Type Font. A quantity of the same size and face of type with an assortment of the various letters and characters which are used together is called a font. Sometimes fonts are designated by the number of certain letters they contain. A font may be mentioned as having so many capital A’s and so many small a’s.
Type may be bought in weight or job fonts. If bought by weight, it contains capitals, small capitals, small or lower case letters, including ligatures (ff, fi, etc.), figures, marks of punctuation, spaces and quads. Twenty per cent of a weight font is made up of spaces and quads unless otherwise specified. Job fonts are small assortments of type, where only small quantities or unusual faces are needed. Such fonts do not include small capitals, spaces or quads.
Fonts or parts of fonts come from the foundry wrapped in small packages. The capitals, the small letters, and the quads and spaces come, of course, in separate packages. The letters are arranged for the most part in alphabetical order; but there is an occasional insertion of a mark of punctuation or a thin bodied letter out of regular order to fill out a line.

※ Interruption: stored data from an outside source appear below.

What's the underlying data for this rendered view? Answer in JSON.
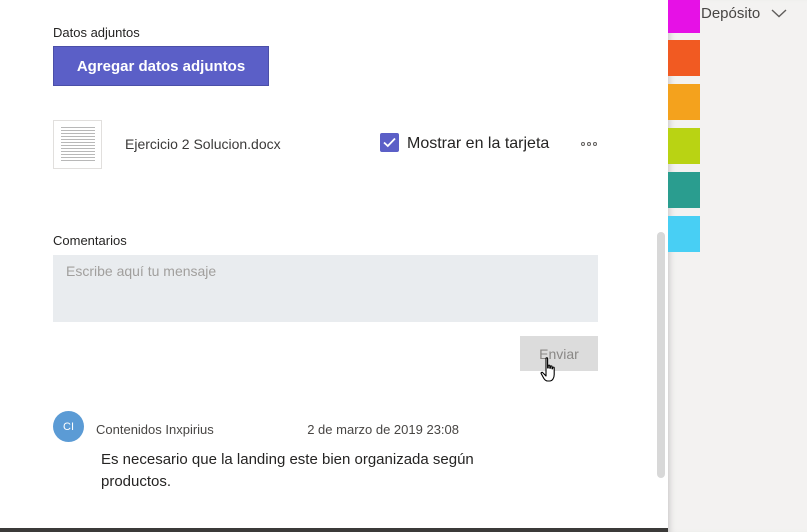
{
  "attachments": {
    "label": "Datos adjuntos",
    "add_button": "Agregar datos adjuntos",
    "file_name": "Ejercicio 2 Solucion.docx",
    "show_on_card_label": "Mostrar en la tarjeta",
    "show_on_card_checked": true
  },
  "comments": {
    "label": "Comentarios",
    "placeholder": "Escribe aquí tu mensaje",
    "send_button": "Enviar",
    "items": [
      {
        "avatar_initials": "CI",
        "author": "Contenidos Inxpirius",
        "timestamp": "2 de marzo de 2019 23:08",
        "text": "Es necesario que la landing este bien organizada según productos."
      }
    ]
  },
  "bucket": {
    "label": "Depósito"
  },
  "colors": {
    "accent": "#5b5fc7",
    "swatches": [
      "#e611e6",
      "#f15a22",
      "#f4a21d",
      "#b9d313",
      "#2a9d8f",
      "#48cff4"
    ]
  },
  "icons": {
    "more": "more-options-icon",
    "chevron": "chevron-down-icon",
    "check": "checkmark-icon",
    "cursor": "hand-pointer-icon"
  }
}
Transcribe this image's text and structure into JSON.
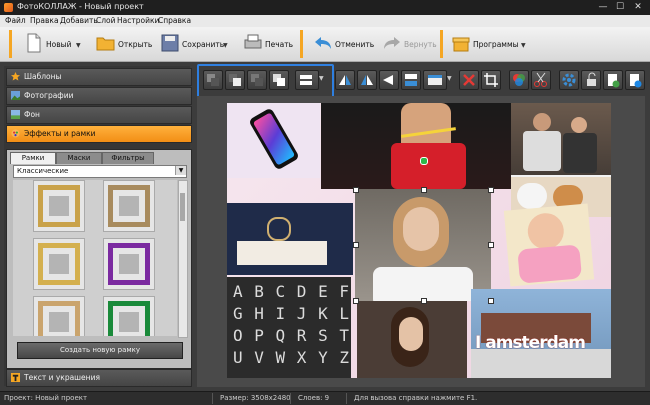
{
  "window": {
    "title": "ФотоКОЛЛАЖ - Новый проект",
    "controls": {
      "minimize": "—",
      "maximize": "☐",
      "close": "✕"
    }
  },
  "menu": {
    "items": [
      "Файл",
      "Правка",
      "Добавить",
      "Слой",
      "Настройки",
      "Справка"
    ]
  },
  "toolbar": {
    "new_label": "Новый",
    "open_label": "Открыть",
    "save_label": "Сохранить",
    "print_label": "Печать",
    "undo_label": "Отменить",
    "redo_label": "Вернуть",
    "programs_label": "Программы",
    "accent_color": "#f5a623"
  },
  "sidebar": {
    "sections": [
      {
        "label": "Шаблоны",
        "icon": "star-icon"
      },
      {
        "label": "Фотографии",
        "icon": "photo-icon"
      },
      {
        "label": "Фон",
        "icon": "background-icon"
      },
      {
        "label": "Эффекты и рамки",
        "icon": "effects-icon",
        "active": true
      }
    ],
    "bottom_section": {
      "label": "Текст и украшения",
      "icon": "text-icon"
    },
    "tabs": [
      "Рамки",
      "Маски",
      "Фильтры"
    ],
    "active_tab": "Рамки",
    "frame_category": "Классические",
    "create_frame_label": "Создать новую рамку",
    "active_color": "#f28e15",
    "frame_colors": [
      "#c9a24a",
      "#a88b5e",
      "#d4b04f",
      "#7b2aa0",
      "#caa46d",
      "#1a8a3a"
    ]
  },
  "edit_tools": {
    "highlight_color": "#2e7fe0",
    "icons": [
      "send-backward-icon",
      "bring-forward-icon",
      "send-to-back-icon",
      "bring-to-front-icon",
      "align-icon",
      "flip-left-icon",
      "flip-right-icon",
      "flip-horizontal-icon",
      "layout-icon",
      "delete-icon",
      "crop-icon",
      "color-icon",
      "cut-icon",
      "settings-icon",
      "lock-icon",
      "add-page-icon",
      "export-icon"
    ]
  },
  "canvas": {
    "collage_text": "I amsterdam",
    "letters": "A B C D E F\nG H I J K L\nO P Q R S T\nU V W X Y Z"
  },
  "status": {
    "project": "Проект:  Новый проект",
    "size": "Размер:  3508x2480",
    "layers": "Слоев:  9",
    "help": "Для вызова справки нажмите F1."
  }
}
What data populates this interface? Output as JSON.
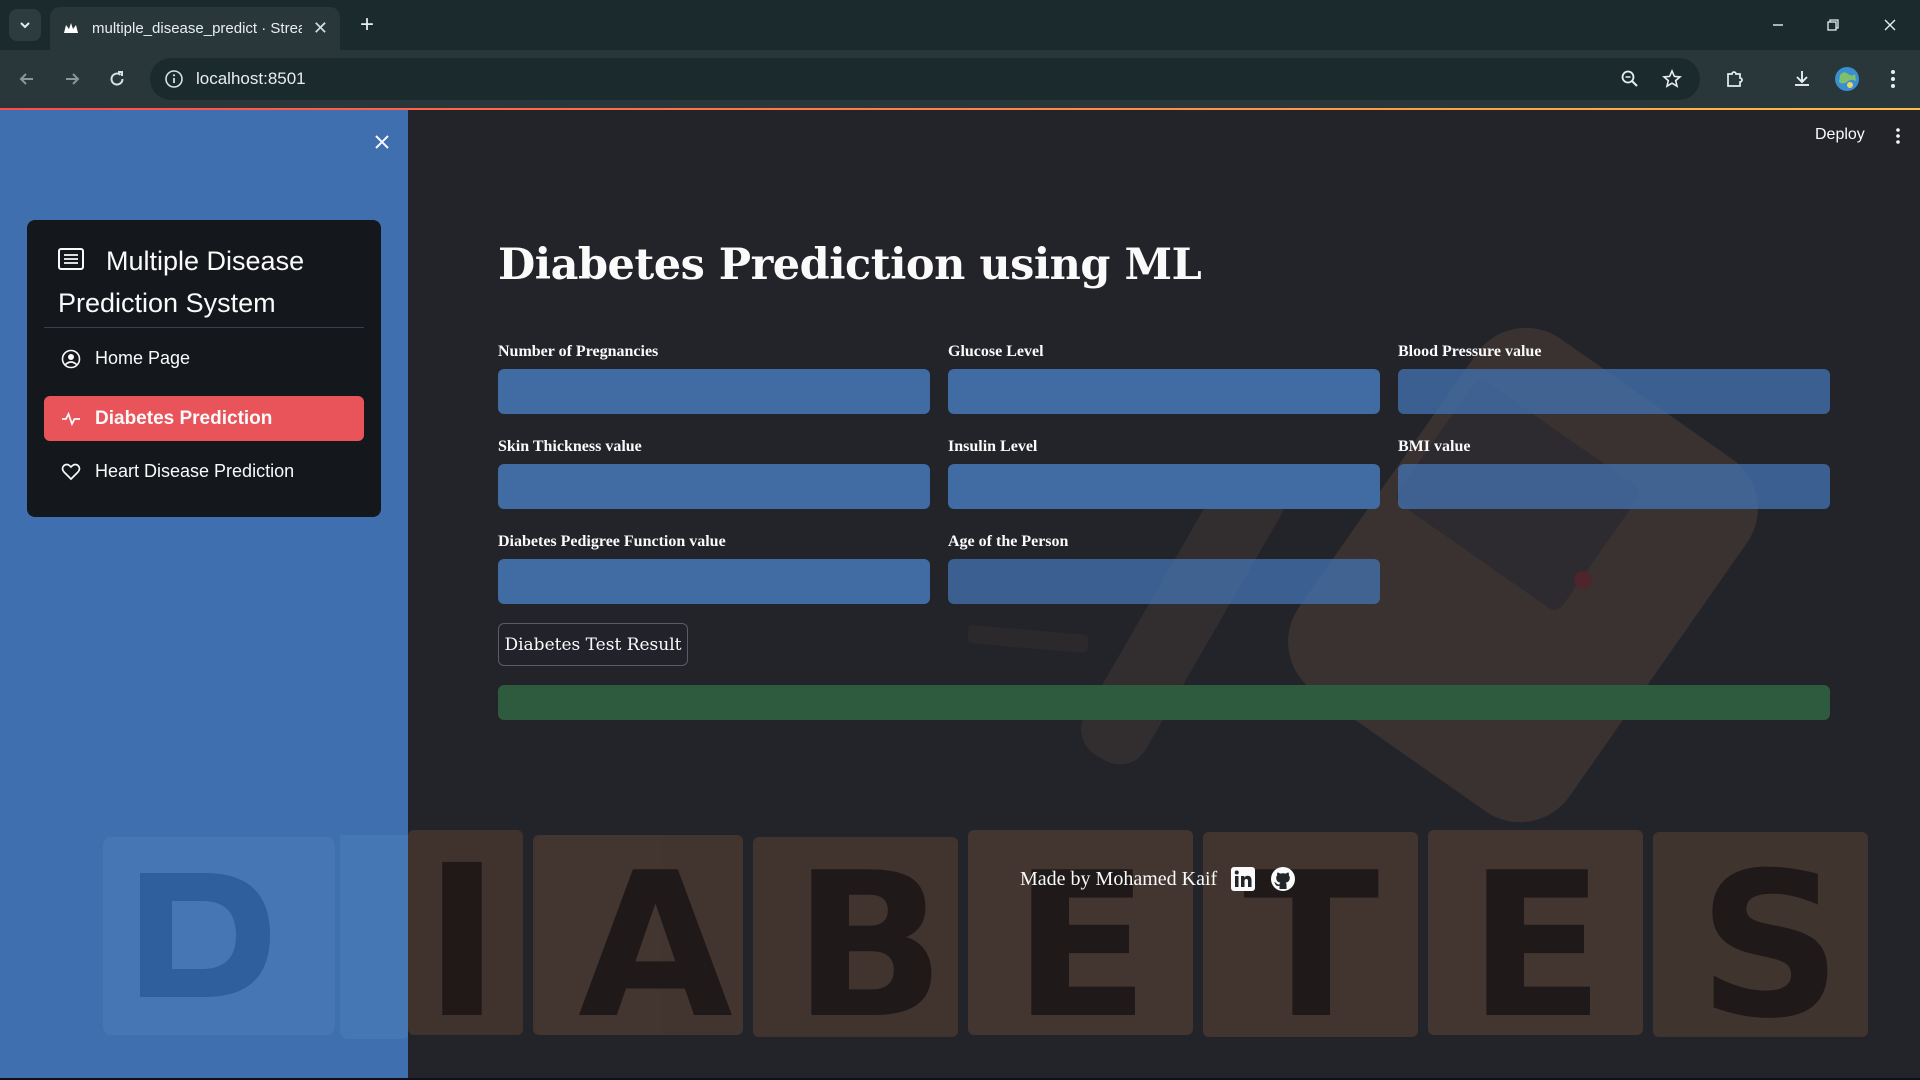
{
  "browser": {
    "tab_title": "multiple_disease_predict · Streamlit",
    "url": "localhost:8501"
  },
  "app": {
    "deploy_label": "Deploy"
  },
  "sidebar": {
    "menu_title": "Multiple Disease Prediction System",
    "items": [
      {
        "label": "Home Page",
        "icon": "person-circle-icon",
        "active": false
      },
      {
        "label": "Diabetes Prediction",
        "icon": "activity-icon",
        "active": true
      },
      {
        "label": "Heart Disease Prediction",
        "icon": "heart-icon",
        "active": false
      }
    ],
    "accent_color": "#e9545a",
    "background_color": "#3f6fae"
  },
  "main": {
    "title": "Diabetes Prediction using ML",
    "fields": [
      {
        "label": "Number of Pregnancies",
        "value": ""
      },
      {
        "label": "Glucose Level",
        "value": ""
      },
      {
        "label": "Blood Pressure value",
        "value": ""
      },
      {
        "label": "Skin Thickness value",
        "value": ""
      },
      {
        "label": "Insulin Level",
        "value": ""
      },
      {
        "label": "BMI value",
        "value": ""
      },
      {
        "label": "Diabetes Pedigree Function value",
        "value": ""
      },
      {
        "label": "Age of the Person",
        "value": ""
      }
    ],
    "button_label": "Diabetes Test Result",
    "result_text": "",
    "result_color": "#2e5a3e",
    "background_word": "DIABETES",
    "footer": {
      "text": "Made by Mohamed Kaif",
      "icons": [
        "linkedin-icon",
        "github-icon"
      ]
    }
  }
}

In taking the type from these packages, the entire face side of the mass of type is wet with soapy water. Then, beginning with the first of the alphabet, a few letters are taken at a time and put into the proper boxes of the case. This is called laying the case.
Fig. 3. NEWS CASES.
Fig. 4. JOB CASE.
Type Cases. Type cases, Figs. 3 and 4, in which type is kept are of two general kinds, news and job. News cases are in pairs, the upper and the lower case, arranged to occupy a position one above the other on top of the stand or cabinet, Fig. 5. The upper case contains the capitals, small capitals, and an assortment of signs and symbols. The lower case contains the small letters, numerals, marks of punctuation, quads and spaces. The California job case is about the size of the lower news case and fits like a drawer into a stand or cabinet. It is arranged to contain both the capitals and lower case type, but is without boxes for the small capitals. By reference to Fig. 4, it will be seen that the left side of the job case is exactly the same as the entire lower news case, except that the compartments are smaller.
Fig. 5.
The right side of the job case contains only thirty-five boxes for capitals instead of forty-nine, as in the capital side of the upper news case.
It will be observed that the capital letters are in regular order in the case with the exception of J and U. It is interesting to note that these two letters were the last to be added to the alphabet, and hence were simply placed at the last of the alphabet in the case.
In the lower case there is but little regularity of arrangement, except that the most commonly used letters occupy the most convenient and conspicuous places. The printer knows the locations of the various boxes, so that the picking out of a certain letter becomes almost purely automatic.